Assessing the effect of pedestrian deceleration on pedestrian autonomous emergency braking systems

The aim of the manuscript is to access whether the Rate of Collision Avoidance (RCA) will be improved by considering the pedestrian deceleration in the Pedestrian Autonomous Emergency Braking Systems (AEB-P). A vehicle braking method by considering the pedestrian deceleration was proposed firstly, and then through the Monte Carlo optimization algorithm optimal combinations of 7 input parameters were obtained by applying the method to 124 actual collisions, finally the single factor analysis method was used to explore the effects of each parameter on the RCA. Through observation from actual collisions, the interval of pedestrian deceleration was [0.1, 8.2]m/s2 with a median value of 4.2 m/s2 in an emergency.

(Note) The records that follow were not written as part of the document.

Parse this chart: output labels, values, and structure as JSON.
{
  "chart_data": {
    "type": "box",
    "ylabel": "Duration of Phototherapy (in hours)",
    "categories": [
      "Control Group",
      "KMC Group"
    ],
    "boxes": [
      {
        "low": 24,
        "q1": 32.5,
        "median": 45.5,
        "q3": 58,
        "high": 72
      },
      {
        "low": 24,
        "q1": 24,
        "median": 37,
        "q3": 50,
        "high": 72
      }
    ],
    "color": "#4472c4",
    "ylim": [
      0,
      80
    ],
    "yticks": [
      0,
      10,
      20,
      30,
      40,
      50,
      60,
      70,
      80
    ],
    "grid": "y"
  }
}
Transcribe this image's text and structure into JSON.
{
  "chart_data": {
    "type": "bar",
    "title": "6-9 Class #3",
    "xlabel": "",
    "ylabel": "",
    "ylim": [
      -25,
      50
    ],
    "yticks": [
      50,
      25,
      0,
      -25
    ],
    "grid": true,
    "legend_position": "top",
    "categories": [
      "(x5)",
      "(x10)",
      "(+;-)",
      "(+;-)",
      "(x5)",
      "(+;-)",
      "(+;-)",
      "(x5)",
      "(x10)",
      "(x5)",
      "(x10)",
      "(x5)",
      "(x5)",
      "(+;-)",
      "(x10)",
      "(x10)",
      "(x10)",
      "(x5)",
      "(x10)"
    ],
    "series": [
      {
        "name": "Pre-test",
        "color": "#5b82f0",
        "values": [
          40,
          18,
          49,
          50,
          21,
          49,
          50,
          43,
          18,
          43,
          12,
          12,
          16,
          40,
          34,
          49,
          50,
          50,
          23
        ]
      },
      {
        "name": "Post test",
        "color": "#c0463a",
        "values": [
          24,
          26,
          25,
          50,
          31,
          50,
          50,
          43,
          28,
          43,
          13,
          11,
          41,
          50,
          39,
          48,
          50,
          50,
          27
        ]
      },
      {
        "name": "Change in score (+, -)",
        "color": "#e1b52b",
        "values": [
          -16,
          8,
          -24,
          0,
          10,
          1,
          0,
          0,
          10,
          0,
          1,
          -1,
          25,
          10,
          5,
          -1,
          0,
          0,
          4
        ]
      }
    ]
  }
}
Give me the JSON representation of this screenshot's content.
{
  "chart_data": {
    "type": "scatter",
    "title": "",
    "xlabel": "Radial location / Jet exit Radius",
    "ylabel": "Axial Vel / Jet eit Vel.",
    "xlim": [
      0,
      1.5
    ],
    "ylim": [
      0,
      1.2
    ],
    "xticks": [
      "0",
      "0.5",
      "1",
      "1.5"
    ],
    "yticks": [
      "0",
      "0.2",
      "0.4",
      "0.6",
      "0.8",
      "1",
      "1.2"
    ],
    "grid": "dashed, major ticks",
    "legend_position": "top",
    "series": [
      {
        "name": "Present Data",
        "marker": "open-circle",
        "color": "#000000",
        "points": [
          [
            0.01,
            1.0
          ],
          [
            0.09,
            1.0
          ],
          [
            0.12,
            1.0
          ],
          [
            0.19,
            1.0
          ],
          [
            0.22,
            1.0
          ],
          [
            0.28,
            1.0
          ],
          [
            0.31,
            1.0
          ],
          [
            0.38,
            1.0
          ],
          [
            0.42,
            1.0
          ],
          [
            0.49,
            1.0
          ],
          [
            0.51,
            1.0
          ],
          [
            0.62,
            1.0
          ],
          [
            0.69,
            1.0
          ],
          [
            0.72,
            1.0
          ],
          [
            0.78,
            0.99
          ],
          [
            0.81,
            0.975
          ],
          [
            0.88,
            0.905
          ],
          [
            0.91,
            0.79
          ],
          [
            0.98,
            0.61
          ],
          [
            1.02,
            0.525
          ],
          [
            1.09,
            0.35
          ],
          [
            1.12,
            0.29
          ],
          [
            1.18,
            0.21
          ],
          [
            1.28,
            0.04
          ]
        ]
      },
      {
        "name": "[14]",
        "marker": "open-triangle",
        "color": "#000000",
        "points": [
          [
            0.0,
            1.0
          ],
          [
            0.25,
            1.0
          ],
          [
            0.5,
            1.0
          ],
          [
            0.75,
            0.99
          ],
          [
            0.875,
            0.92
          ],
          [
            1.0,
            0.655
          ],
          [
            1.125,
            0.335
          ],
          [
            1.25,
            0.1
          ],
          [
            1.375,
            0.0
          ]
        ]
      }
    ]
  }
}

The optimal average value of the detection angle, the minimum detection distance, the lateral trigger distance, the pedestrian warning trigger distance, the lag time, the pedestrian deceleration and its reaction time is 60°, 25 m, 3.5 m, 0 m, 0 s, −8 m/s2 and 0 s, respectively. The maximum RCA = 84.68% was obtained based on optimal combinations. All analyses consistently found that the RCA increases as pedestrian deceleration increases. Results shown that we can consider pedestrian deceleration in the AEB-P to improve the performance of the system and subsequently improve the RCA.